Physical simulations often require the consideration of many phenomena
and scales. For example in aeroacoustic problems, both, the flow generating
the noise and the sound wave propagation needs to be considered. This work
investigates numerical approaches to such problems on large distributed and
parallel computing systems. The coupling framework KOP is parallelized
as far as possible and to overcome fundamental scalability limits a new
framework APES is developed. Both implementations utilize high-order
discretizations, as these allow for accurate simulations with less degrees of
freedoms than lower order methods. This property of high-order methods
is an important feature for modern supercomputing systems, as memory
to represent degrees of freedom in a simulation is a scarce resource. The
presented methods enable the transient simulation of multi-scale setups but
detailed resolutions still require large amounts of computational resources.

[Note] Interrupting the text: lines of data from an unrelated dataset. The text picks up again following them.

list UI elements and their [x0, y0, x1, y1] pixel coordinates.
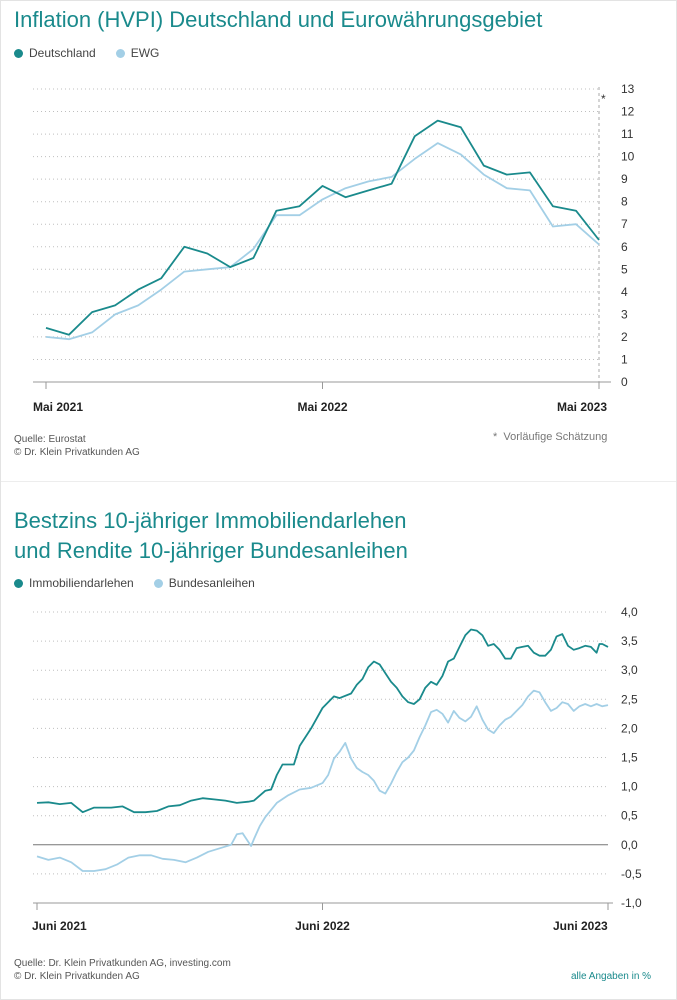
y-tick-label: 1,5 [621, 751, 638, 765]
y-tick-label: 0,0 [621, 838, 638, 852]
series-line-immobiliendarlehen [36, 628, 609, 814]
estimate-marker-symbol: * [601, 92, 606, 106]
y-tick-label: 2,0 [621, 721, 638, 735]
y-tick-label: 7 [621, 217, 628, 231]
x-tick-label: Juni 2021 [32, 919, 87, 933]
chart1-footer: Quelle: Eurostat © Dr. Klein Privatkunde… [14, 433, 140, 459]
legend-label-ewg: EWG [130, 46, 160, 60]
series-line-deutschland [45, 119, 600, 336]
chart2-plot: 4,0 3,5 3,0 2,5 2,0 1,5 1,0 0,5 0,0 -0,5 -1,0 Juni … [32, 605, 642, 933]
y-tick-label: 0 [621, 375, 628, 389]
legend-item-ewg: EWG [115, 46, 160, 60]
chart2-title-line1: Bestzins 10-jähriger Immobiliendarlehen [14, 508, 407, 533]
x-tick-label: Mai 2023 [557, 400, 607, 414]
chart1-copyright: © Dr. Klein Privatkunden AG [14, 447, 140, 458]
y-tick-label: 11 [621, 127, 634, 141]
chart1-note: * Vorläufige Schätzung [493, 431, 607, 444]
chart2-source: Quelle: Dr. Klein Privatkunden AG, inves… [14, 958, 231, 969]
chart2-unit-note: alle Angaben in % [571, 971, 652, 982]
legend-dot-deutschland [14, 48, 23, 58]
chart1-note-text: Vorläufige Schätzung [503, 431, 608, 443]
chart2-title-line2: und Rendite 10-jähriger Bundesanleihen [14, 538, 408, 563]
legend-dot-immobiliendarlehen [14, 578, 23, 588]
legend-label-immobiliendarlehen: Immobiliendarlehen [29, 576, 134, 590]
legend-label-deutschland: Deutschland [29, 46, 96, 60]
y-tick-label: 10 [621, 150, 635, 164]
y-tick-label: 5 [621, 262, 628, 276]
chart2-copyright: © Dr. Klein Privatkunden AG [14, 971, 140, 982]
chart2-legend: Immobiliendarlehen Bundesanleihen [14, 576, 275, 590]
legend-dot-bundesanleihen [153, 578, 163, 588]
y-tick-label: 9 [621, 172, 628, 186]
y-tick-label: 4 [621, 285, 628, 299]
y-tick-label: 3,5 [621, 634, 638, 648]
chart2-title: Bestzins 10-jähriger Immobiliendarlehen … [14, 506, 408, 566]
y-tick-label: 0,5 [621, 809, 638, 823]
y-tick-label: 1,0 [621, 780, 638, 794]
x-tick-label: Mai 2022 [297, 400, 347, 414]
y-tick-label: -1,0 [621, 896, 642, 910]
y-tick-label: 3,0 [621, 663, 638, 677]
y-tick-label: 1 [621, 352, 628, 366]
y-tick-label: 4,0 [621, 605, 638, 619]
chart1-title: Inflation (HVPI) Deutschland und Eurowäh… [14, 7, 543, 32]
y-tick-label: 12 [621, 105, 635, 119]
y-tick-label: 8 [621, 195, 628, 209]
chart2-footer: Quelle: Dr. Klein Privatkunden AG, inves… [14, 957, 231, 983]
x-tick-label: Juni 2023 [553, 919, 608, 933]
y-tick-label: -0,5 [621, 867, 642, 881]
legend-item-deutschland: Deutschland [14, 46, 96, 60]
series-line-bundesanleihen [36, 689, 609, 872]
section-divider [1, 481, 676, 482]
y-tick-label: 2,5 [621, 692, 638, 706]
x-tick-label: Mai 2021 [33, 400, 83, 414]
y-tick-label: 2 [621, 330, 628, 344]
legend-item-bundesanleihen: Bundesanleihen [153, 576, 255, 590]
chart1-note-symbol: * [493, 431, 498, 443]
chart1-source: Quelle: Eurostat [14, 434, 86, 445]
legend-dot-ewg [115, 48, 125, 58]
legend-item-immobiliendarlehen: Immobiliendarlehen [14, 576, 134, 590]
chart1-legend: Deutschland EWG [14, 46, 179, 60]
series-line-ewg [45, 142, 600, 341]
y-tick-label: 3 [621, 307, 628, 321]
y-tick-label: 6 [621, 240, 628, 254]
y-tick-label: 13 [621, 82, 635, 96]
x-tick-label: Juni 2022 [295, 919, 350, 933]
legend-label-bundesanleihen: Bundesanleihen [168, 576, 255, 590]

A focus is put on the efficient utilization of modern computing systems
to address this need. Besides the scalability of the implementations, the
importance of single core optimization and vectorization is illustrated.
KOP uses discrete points to realize the coupling and allows for the interaction
between domains with differing discretizations and solved equation
systems. Arbitrary mesh configurations are supported and both, structured
and unstructured mesh solvers are available in the framework. In both framworks
explicit time integration methods are deployed to resolve the time
dependent simulations. The coupling allows for a varying time step width
over the participating domains by a sub-cycling method. Various conservation
laws can be solved by the presented frameworks ranging from Maxwell’s
equations and linearized Euler equations to full compressible Navier-Stokes
equations. A fully distributed coupling approach is developed that allows
for coupling of those in a large-scale simulation to solve, for example, aeroacoustic problems.

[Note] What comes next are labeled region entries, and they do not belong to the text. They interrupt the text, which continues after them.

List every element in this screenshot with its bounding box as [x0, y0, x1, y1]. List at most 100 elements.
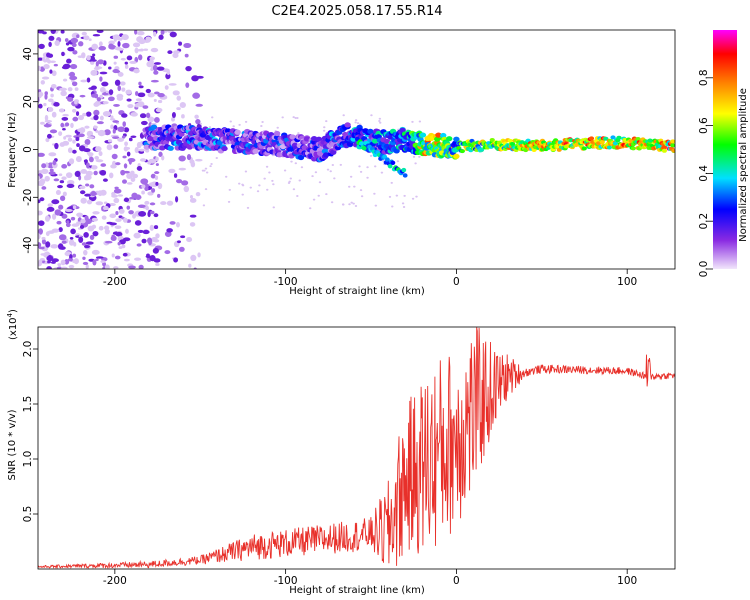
spectrogram-ridge-cell	[478, 147, 485, 152]
snr-xtick-label: 0	[453, 575, 460, 587]
spectrogram-noise-cell	[88, 38, 92, 42]
spectrogram-ridge-cell	[150, 124, 158, 130]
spectrogram-noise-cell	[49, 60, 56, 64]
spectrogram-noise-cell	[48, 41, 52, 47]
spectrogram-ridge-cell	[671, 148, 675, 153]
spectrogram-noise-cell	[195, 191, 201, 197]
spectrogram-noise-cell	[156, 66, 165, 71]
spectrogram-noise-cell	[41, 238, 46, 245]
spectrogram-noise-cell	[51, 213, 57, 220]
spectrogram-noise-cell	[84, 244, 91, 249]
snr-ticks: -200 -100 0 100 0.5 1.0 1.5 2.0	[22, 341, 637, 587]
spectrogram-noise-cell	[123, 127, 130, 133]
spectrogram-noise-cell	[65, 172, 73, 179]
spectrogram-noise-cell	[97, 190, 103, 197]
spectrogram-noise-cell	[380, 171, 384, 174]
spectrogram-noise-cell	[120, 57, 126, 61]
spectrogram-noise-cell	[195, 158, 203, 162]
spectrogram-noise-cell	[46, 266, 52, 269]
snr-scale-exponent: 4	[6, 312, 14, 317]
spectrogram-noise-cell	[82, 112, 87, 117]
spectrogram-ridge-cell	[647, 138, 653, 143]
spectrogram-noise-cell	[189, 222, 196, 227]
spectrogram-noise-cell	[173, 173, 178, 178]
spectrogram-noise-cell	[122, 155, 127, 159]
spectrogram-noise-cell	[133, 232, 141, 239]
spectrogram-noise-cell	[134, 30, 138, 35]
spectrogram-xtick-label: 100	[617, 276, 637, 288]
spectrogram-noise-cell	[38, 233, 41, 240]
spectrogram-noise-cell	[41, 76, 50, 80]
spectrogram-noise-cell	[360, 195, 364, 198]
spectrogram-noise-cell	[92, 231, 99, 237]
spectrogram-noise-cell	[110, 164, 117, 169]
spectrogram-ridge-cell	[446, 136, 453, 142]
spectrogram-noise-cell	[113, 103, 120, 107]
spectrogram-noise-cell	[88, 156, 94, 163]
spectrogram-noise-cell	[138, 38, 146, 45]
spectrogram-noise-cell	[123, 197, 130, 203]
spectrogram-noise-cell	[112, 136, 120, 140]
spectrogram-marks	[38, 30, 675, 269]
colorbar: 0.0 0.2 0.4 0.6 0.8 Normalized spectral ampl…	[698, 30, 749, 277]
spectrogram-ridge-cell	[435, 132, 442, 138]
spectrogram-noise-cell	[95, 159, 104, 163]
spectrogram-noise-cell	[147, 116, 155, 123]
spectrogram-ridge-cell	[612, 141, 618, 146]
spectrogram-noise-cell	[153, 225, 159, 230]
spectrogram-noise-cell	[137, 54, 143, 61]
spectrogram-noise-cell	[98, 45, 107, 51]
spectrogram-noise-cell	[189, 214, 197, 218]
spectrogram-noise-cell	[153, 239, 160, 243]
spectrogram-noise-cell	[276, 126, 279, 129]
spectrogram-noise-cell	[130, 170, 135, 176]
spectrogram-ridge-cell	[635, 137, 641, 142]
snr-xtick-label: 100	[617, 575, 637, 587]
spectrogram-noise-cell	[96, 97, 102, 102]
spectrogram-noise-cell	[95, 258, 99, 262]
spectrogram-noise-cell	[60, 30, 65, 34]
spectrogram-noise-cell	[104, 228, 110, 235]
spectrogram-noise-cell	[145, 112, 151, 119]
spectrogram-noise-cell	[117, 85, 122, 92]
spectrogram-noise-cell	[117, 194, 124, 197]
spectrogram-noise-cell	[130, 112, 138, 117]
spectrogram-noise-cell	[90, 69, 98, 76]
spectrogram-noise-cell	[86, 136, 95, 139]
spectrogram-noise-cell	[84, 193, 91, 197]
spectrogram-noise-cell	[117, 41, 121, 47]
spectrogram-noise-cell	[109, 213, 117, 219]
spectrogram-noise-cell	[91, 249, 100, 255]
spectrogram-noise-cell	[92, 259, 97, 266]
spectrogram-noise-cell	[38, 246, 45, 250]
spectrogram-noise-cell	[164, 250, 171, 255]
spectrogram-noise-cell	[296, 195, 299, 198]
spectrogram-noise-cell	[175, 222, 180, 228]
spectrogram-noise-cell	[44, 91, 48, 96]
spectrogram-noise-cell	[47, 107, 54, 113]
spectrogram-noise-cell	[127, 103, 134, 109]
spectrogram-noise-cell	[44, 175, 50, 182]
spectrogram-xtick-label: -100	[274, 276, 298, 288]
spectrogram-noise-cell	[72, 205, 77, 210]
spectrogram-noise-cell	[67, 147, 73, 154]
spectrogram-noise-cell	[62, 128, 66, 131]
snr-xlabel: Height of straight line (km)	[289, 585, 425, 596]
spectrogram-noise-cell	[74, 87, 79, 91]
spectrogram-noise-cell	[137, 92, 146, 98]
spectrogram-noise-cell	[325, 193, 328, 196]
spectrogram-noise-cell	[112, 34, 121, 41]
spectrogram-noise-cell	[228, 188, 231, 191]
spectrogram-noise-cell	[317, 194, 320, 197]
spectrogram-ridge-cell	[361, 145, 367, 151]
spectrogram-noise-cell	[168, 168, 176, 174]
spectrogram-noise-cell	[102, 101, 109, 105]
spectrogram-noise-cell	[418, 155, 421, 158]
spectrogram-ridge-cell	[297, 154, 305, 161]
spectrogram-noise-cell	[38, 57, 44, 61]
spectrogram-noise-cell	[72, 149, 77, 154]
spectrogram-noise-cell	[78, 41, 84, 47]
spectrogram-noise-cell	[80, 79, 88, 83]
spectrogram-noise-cell	[382, 159, 385, 162]
spectrogram-noise-cell	[43, 102, 47, 107]
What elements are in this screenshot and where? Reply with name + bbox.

APES enables high-order discretizations in the spectral regime. It involves
a fully scalable toolchain for mesh-based simulations featuring a mesh
generation and a post-processing tool to support the solvers. The common
foundation of these tools is an Octree representation for the mesh, and
this work specifically covers the generation of high-order geometry approximations in the developed mesh generator Seeder. This robust mechanism works for arbitrarily complex surfaces and offers a practical way to tackle
engineering tasks with spectral element discretizations.